According to NBC News investigative reporter Scott MacFarlane, Simon is seeking probation.
When Simon took part in the insurgency, he broke his probation from a previous California felony. He was sentenced to 90 days in prison earlier this year as a result of his actions. However, he claims to have been sober since being taken into detention on Feb. 25.
Kevin Francisco Cordon and Sean Cordon
Brothers Kevin Francisco Cordon and Sean Cordon, pictured, from Los Angeles and Alhambra, respectively, were charged with taking part in the attack on the U.S. Capitol Building on Jan. 6. FBI agents raided their homes this past August and took them into custody without incident. Both appeared in U.S. District Court in Downtown LA the same day and were charged with breaking into the Capitol and attempting to impede an official proceeding. The brothers were released on $50,000 bail and under conditions by a judge.
The FBI said footage from the day showed both brothers wearing a gas mask, entering the building through a broken window. Kevin Cordon confirmed what happened in the interview. He said he saw other rioters “scuffling with the cops” and was bloodied when he was hit in the forehead with “a projectile, not sure what it was.”
Lois McNicoll
According to the federal criminal complaint, the 69-year-old social worker was charged with knowingly entering or remaining in any restricted building or grounds without lawful authority and violent entry and disorderly conduct on Capitol grounds.
McNicoll was identified in a screenshot posted on social media showing a female wearing a white hat emblazoned with the name “Trump.” According to the Justice Department complaint, the screenshot was taken from TV news footage and provided to law enforcement by a fellow DPSS employee.
Ricky Willden
The 39-year-old Oakhurst resident had been charged with federal assault, resisting officers, and physical violence crimes.
Sean McHugh
Justice Department documents say that McHugh fought with police as they fended off the massive mob outside the Capitol on Jan. 6. During the scuffle, McHugh was recorded by police body-worn cameras heckling the officers with a megaphone.
Kevin Strong
Kevin Strong, a Federal Aviation Administration employee and QAnon follower had been on the FBI’s radar and is facing federal charges after he confessed to taking part in the siege of the U.S. Capitol.
Strong, 44, faces three charges: violent entry and disorderly conduct on Capitol grounds, entering or remaining in a restricted area, and being disorderly or disruptive in a restricted area.
Strong works for the FAA in San Bernardino, and the FBI began investigating him on Dec. 30, 2021, a week before a violent mob stormed the Capitol.
The investigation began after someone told the agency that Strong “had been showing signs of behavioral changes over the last few months including stockpiling items and telling others to get ready for martial law, rioting, and protesting,” the FBI affidavit said.

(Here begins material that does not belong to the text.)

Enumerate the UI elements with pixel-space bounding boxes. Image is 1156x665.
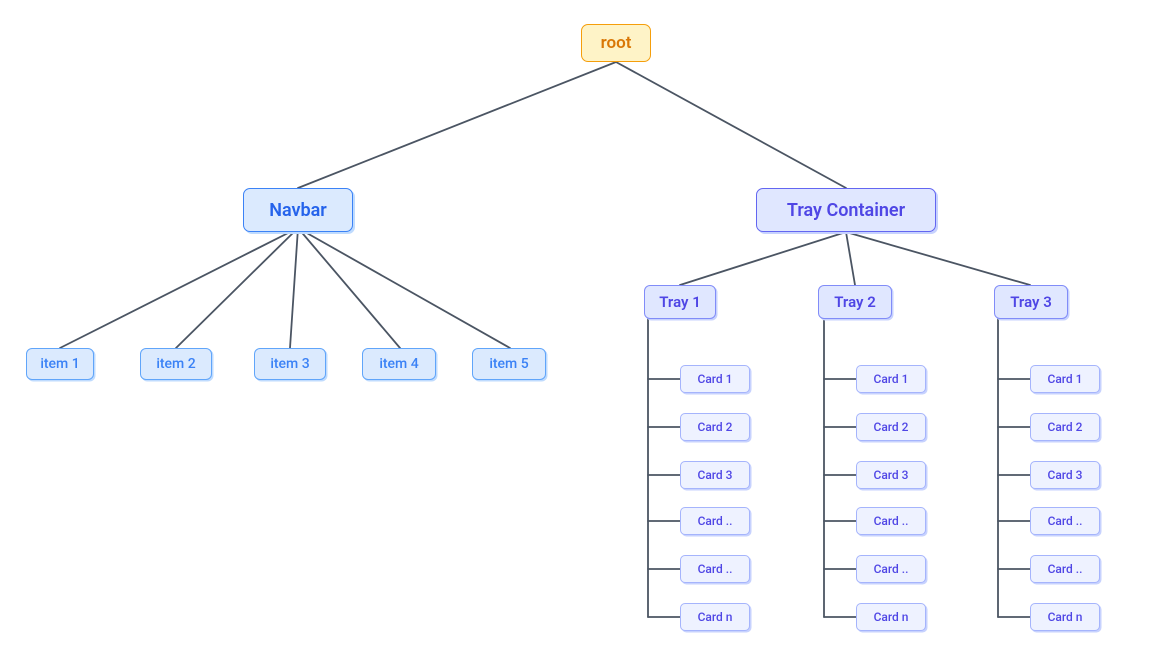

Strong “adheres strongly to QAnon ideology, admitting to having ‘Q Clearance,’ and said he believed that “a new one-party system” called “the Patriot Party” was coming, the affidavit said.
Jeffrey Alexander Smith
Coronado resident Jeffrey Alexander Smith was charged with violent entry and disorderly conduct on Capitol grounds and entering a restricted building. The 33-year-old Smith is a decorated Army war veteran.
According to the criminal complaint, Smith was interviewed by the FBI, and admits he went inside the capitol for 30 minutes.
Jorge Riley
Riley can be seen in a video claiming that none of the officers were hurt during the riots. He praised the officers as being “very nice,” even though he said that he “got pepper-sprayed three times,” while adding that the rioters and police embraced each other after leaving the building.
Simone Gold
Gold was arrested in Beverly Hills on Jan. 18 after she was photographed with a bullhorn inside the Capitol building. She was indicted on Feb. 5 and pleaded not guilty to the charges later that month. A status conference for her case was held on Sept. 28, and she remains free on her own recognizance.